Aujourd’hui plusieurs normes peuvent coexister pour le calcul des émissions carbone, comme Paia qui est fondée sur des facteurs d’émissions et GHG Protocol qui inclut aussi bien les émissions directes et indirectes. Comparer des fournisseurs utilisant ces approches différentes biaise l’analyse et pénalise les entreprises les plus vertueuses car les plus exhaustives dans leur calcul. Il convient donc d’identifier clairement les méthodologies de calcul mises en place par ces fournisseurs. Et en cas d’écarts substantiels, il ne faudra pas hésiter à figer sa propre méthode de calcul et travailler sur la collecte de métriques avec les fournisseurs pour produire soi-même les calculs.

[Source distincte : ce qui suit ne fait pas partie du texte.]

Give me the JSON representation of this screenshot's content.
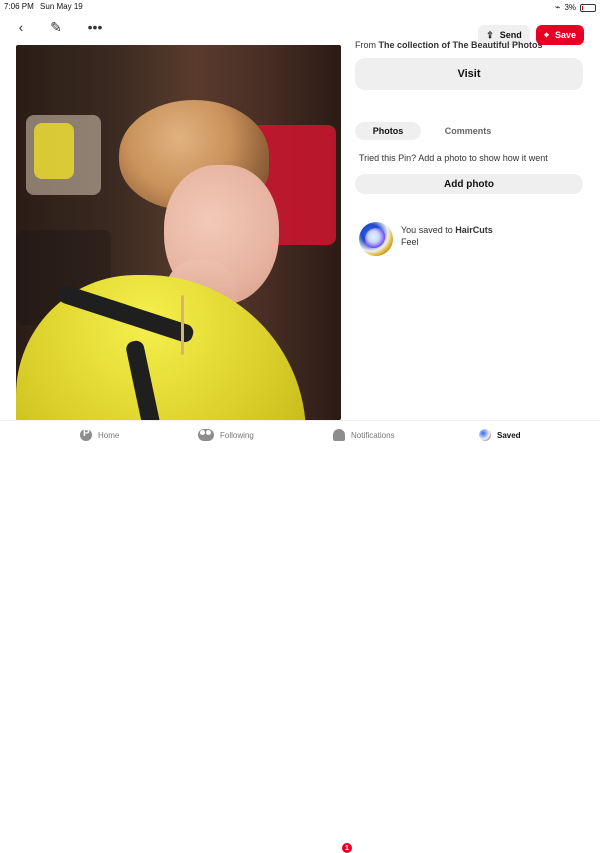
{
  "status_bar": {
    "time": "7:06 PM",
    "date": "Sun May 19",
    "battery": "3%",
    "battery_level": 3,
    "wifi_icon": "wifi-icon",
    "battery_icon": "battery-icon"
  },
  "toolbar": {
    "back_icon": "back-icon",
    "edit_icon": "edit-icon",
    "more_icon": "more-icon",
    "send_label": "Send",
    "save_label": "Save",
    "accent": "#e60023"
  },
  "pin_details": {
    "from_prefix": "From",
    "from_source": "The collection of The Beautiful Photos",
    "visit_label": "Visit"
  },
  "tabs": [
    {
      "label": "Photos",
      "selected": true
    },
    {
      "label": "Comments",
      "selected": false
    }
  ],
  "tried": {
    "prompt": "Tried this Pin? Add a photo to show how it went",
    "button_label": "Add photo"
  },
  "saved": {
    "line1_prefix": "You saved to ",
    "board": "HairCuts",
    "line2": "Feel"
  },
  "bottom_nav": {
    "home": "Home",
    "following": "Following",
    "notifications": "Notifications",
    "notifications_badge": "1",
    "saved": "Saved"
  },
  "photo": {
    "fullscreen_icon": "fullscreen-icon"
  }
}
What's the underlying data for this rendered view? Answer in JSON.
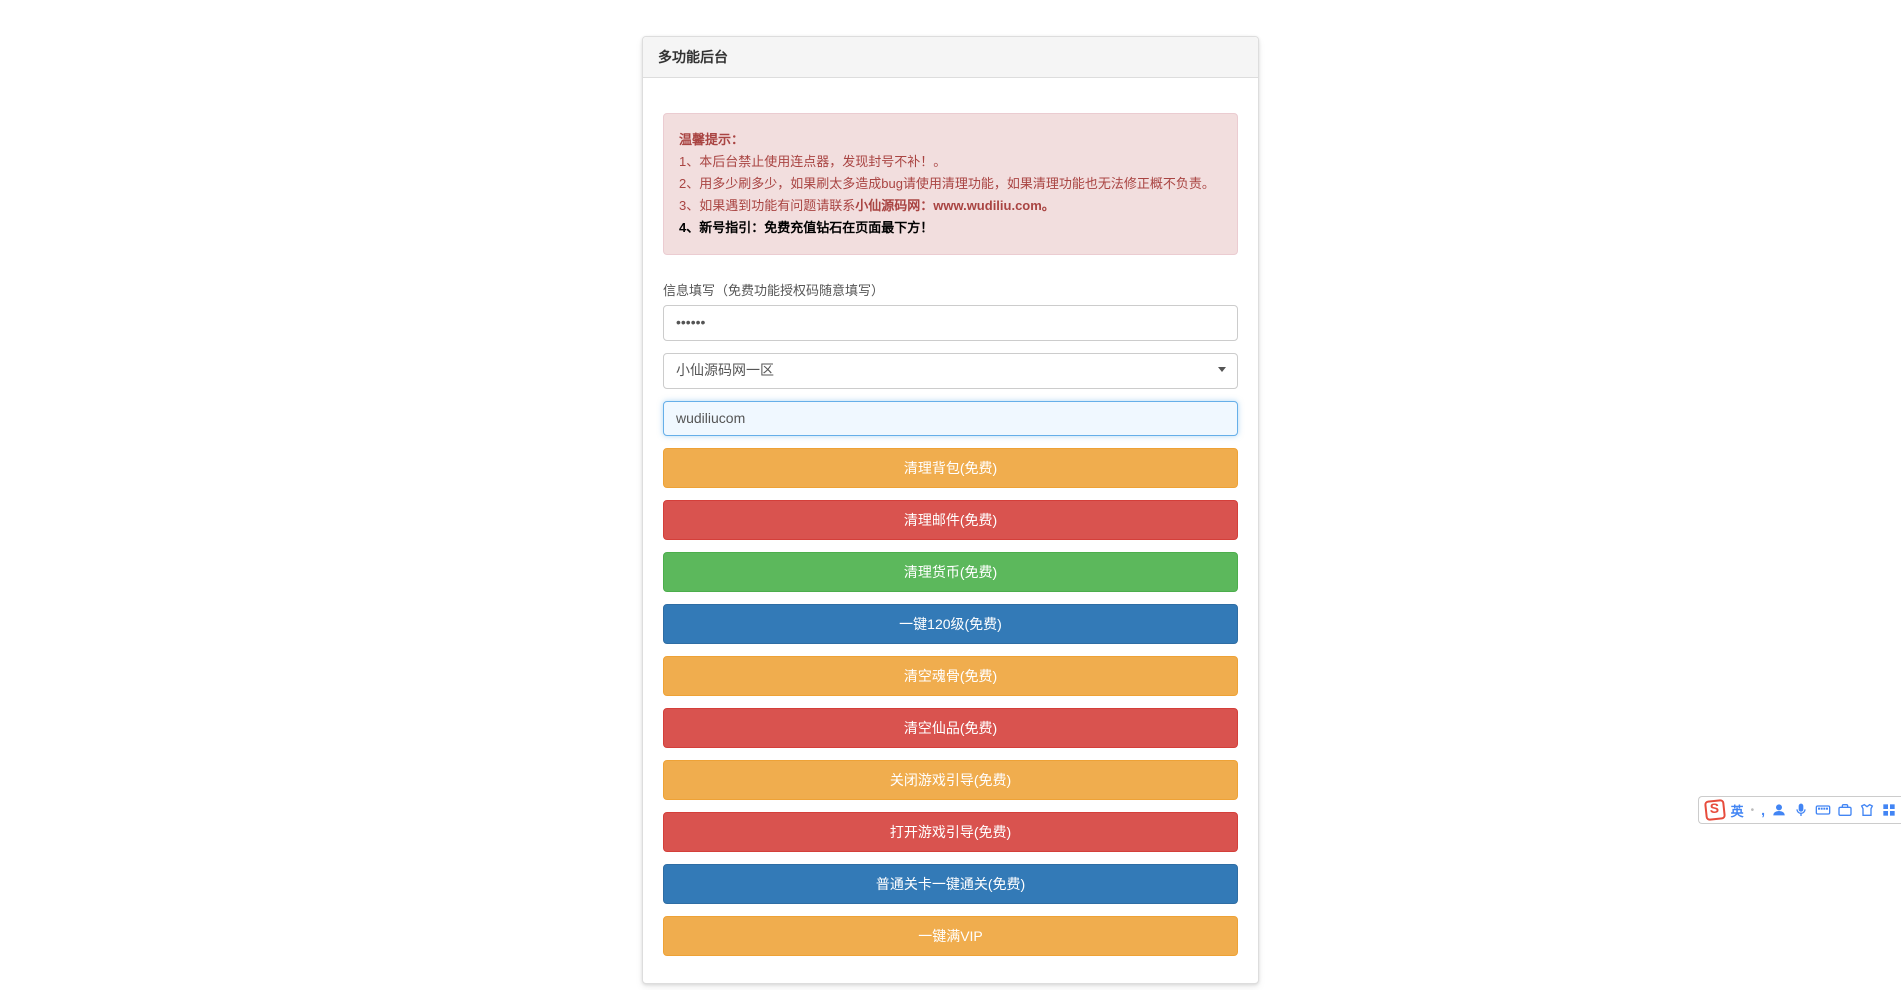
{
  "panel": {
    "title": "多功能后台"
  },
  "alert": {
    "heading": "温馨提示：",
    "line1": "1、本后台禁止使用连点器，发现封号不补！。",
    "line2": "2、用多少刷多少，如果刷太多造成bug请使用清理功能，如果清理功能也无法修正概不负责。",
    "line3_prefix": "3、如果遇到功能有问题请联系",
    "line3_link": "小仙源码网：www.wudiliu.com。",
    "line4": "4、新号指引：免费充值钻石在页面最下方！"
  },
  "form": {
    "label": "信息填写（免费功能授权码随意填写）",
    "password_value": "••••••",
    "select_value": "小仙源码网一区",
    "text_value": "wudiliucom"
  },
  "buttons": {
    "b1": "清理背包(免费)",
    "b2": "清理邮件(免费)",
    "b3": "清理货币(免费)",
    "b4": "一键120级(免费)",
    "b5": "清空魂骨(免费)",
    "b6": "清空仙品(免费)",
    "b7": "关闭游戏引导(免费)",
    "b8": "打开游戏引导(免费)",
    "b9": "普通关卡一键通关(免费)",
    "b10": "一键满VIP"
  },
  "ime": {
    "lang": "英"
  }
}
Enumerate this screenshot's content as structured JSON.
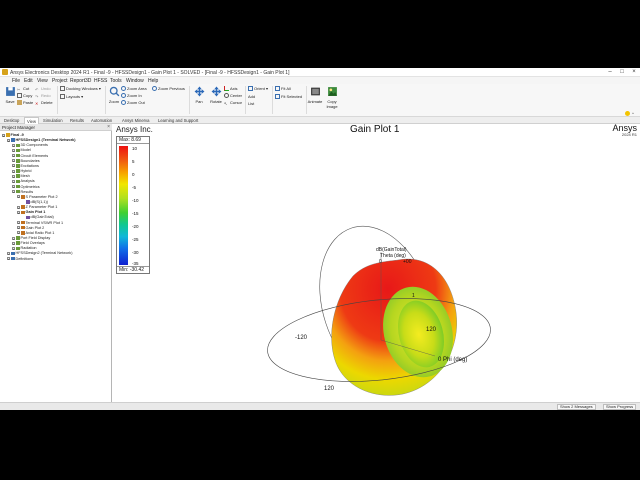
{
  "window": {
    "title": "Ansys Electronics Desktop 2024 R1 - Final -9 - HFSSDesign1 - Gain Plot 1 - SOLVED - [Final -9 - HFSSDesign1 - Gain Plot 1]"
  },
  "menu": [
    "File",
    "Edit",
    "View",
    "Project",
    "Report3D",
    "HFSS",
    "Tools",
    "Window",
    "Help"
  ],
  "ribbon": {
    "save": "Save",
    "cut": "Cut",
    "copy": "Copy",
    "paste": "Paste",
    "undo": "Undo",
    "redo": "Redo",
    "delete": "Delete",
    "docking_windows": "Docking Windows",
    "layouts": "Layouts",
    "zoom": "Zoom",
    "zoom_area": "Zoom Area",
    "zoom_in": "Zoom In",
    "zoom_out": "Zoom Out",
    "zoom_previous": "Zoom Previous",
    "pan": "Pan",
    "rotate": "Rotate",
    "axis": "Axis",
    "center": "Center",
    "cursor": "Cursor",
    "orient": "Orient",
    "add": "Add",
    "list": "List",
    "fit_all": "Fit All",
    "fit_selected": "Fit Selected",
    "animate": "Animate",
    "copy_image": "Copy Image"
  },
  "tabs": [
    "Desktop",
    "View",
    "Simulation",
    "Results",
    "Automation",
    "Ansys Minerva",
    "Learning and Support"
  ],
  "project_manager": {
    "title": "Project Manager",
    "items": [
      {
        "label": "Final -9",
        "level": 0,
        "bold": true
      },
      {
        "label": "HFSSDesign1 (Terminal Network)",
        "level": 1,
        "bold": true
      },
      {
        "label": "3D Components",
        "level": 2
      },
      {
        "label": "Model",
        "level": 2
      },
      {
        "label": "Circuit Elements",
        "level": 2
      },
      {
        "label": "Boundaries",
        "level": 2
      },
      {
        "label": "Excitations",
        "level": 2
      },
      {
        "label": "Hybrid",
        "level": 2
      },
      {
        "label": "Mesh",
        "level": 2
      },
      {
        "label": "Analysis",
        "level": 2
      },
      {
        "label": "Optimetrics",
        "level": 2
      },
      {
        "label": "Results",
        "level": 2
      },
      {
        "label": "S Parameter Plot 2",
        "level": 3
      },
      {
        "label": "dB(S(1,1))",
        "level": 4
      },
      {
        "label": "Z Parameter Plot 1",
        "level": 3
      },
      {
        "label": "Gain Plot 1",
        "level": 3,
        "bold": true
      },
      {
        "label": "dB(GainTotal)",
        "level": 4
      },
      {
        "label": "Terminal VSWR Plot 1",
        "level": 3
      },
      {
        "label": "Gain Plot 2",
        "level": 3
      },
      {
        "label": "Axial Ratio Plot 1",
        "level": 3
      },
      {
        "label": "Port Field Display",
        "level": 2
      },
      {
        "label": "Field Overlays",
        "level": 2
      },
      {
        "label": "Radiation",
        "level": 2
      },
      {
        "label": "HFSSDesign2 (Terminal Network)",
        "level": 1
      },
      {
        "label": "Definitions",
        "level": 1
      }
    ]
  },
  "viewport": {
    "brand_left": "Ansys Inc.",
    "brand_right": "Ansys",
    "brand_right_sub": "2024 R1",
    "plot_title": "Gain Plot 1"
  },
  "legend": {
    "max_label": "Max: 8.69",
    "min_label": "Min: -30.42",
    "ticks": [
      "10",
      "5",
      "0",
      "-5",
      "-10",
      "-15",
      "-20",
      "-25",
      "-30",
      "-35"
    ]
  },
  "plot_labels": {
    "quantity": "dB(GainTotal)",
    "theta": "Theta (deg)",
    "zero": "0",
    "phi": "0  Phi (deg)",
    "minus120": "-120",
    "plus120": "120",
    "bottom120": "120",
    "one": "1",
    "e00": "+00"
  },
  "statusbar": {
    "messages": "Show 2 Messages",
    "progress": "Show Progress"
  },
  "colors": {
    "gain_high": "#e81818",
    "gain_mid": "#f0d800",
    "gain_low": "#7cc828"
  }
}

  • La nécessité de fixer des objectifs ambitieux mais réalistes

Les critères décarbonation intégrés dans la plupart des appels d’offres aujourd’hui sont de nature qualitative (label, engagement RSE, plan d’actions fournisseur), ce qui constitue déjà une première étape. Néanmoins, pour démêler le vrai du faux et éviter de tomber dans le panneau des actions de greenwashing de la part des fournisseurs, il est désormais nécessaire d’inclure des critères quantitatifs. L’objectif est de pouvoir cibler un périmètre d’émission significatif à défaut d’être exhaustif et d’accorder une pondération suffisante à ce critère pour qu’il permette de distinguer les fournisseurs les plus vertueux. Si l’extraction des matières premières se révèle trop complexe à mesurer car très en amont du cycle, il est préférable de se concentrer sur le cycle de production et/ou la chaine logistique, tout en vérifiant que leur poids dans le bilan carbone total reste significatif.

Conclusion

Ces différents écueils ne sont pas insurmontables mais ils nécessitent tous une collaboration approfondie entre le donneur d’ordre et le fournisseur pour valider la pertinence des choix à opérer. Cette collaboration ne peut pas être restreinte au seul cycle d’appel d’offres et doit être travaillée à long terme, dans le cadre de la stratégie achats de la catégorie et de la gestion du panel fournisseurs.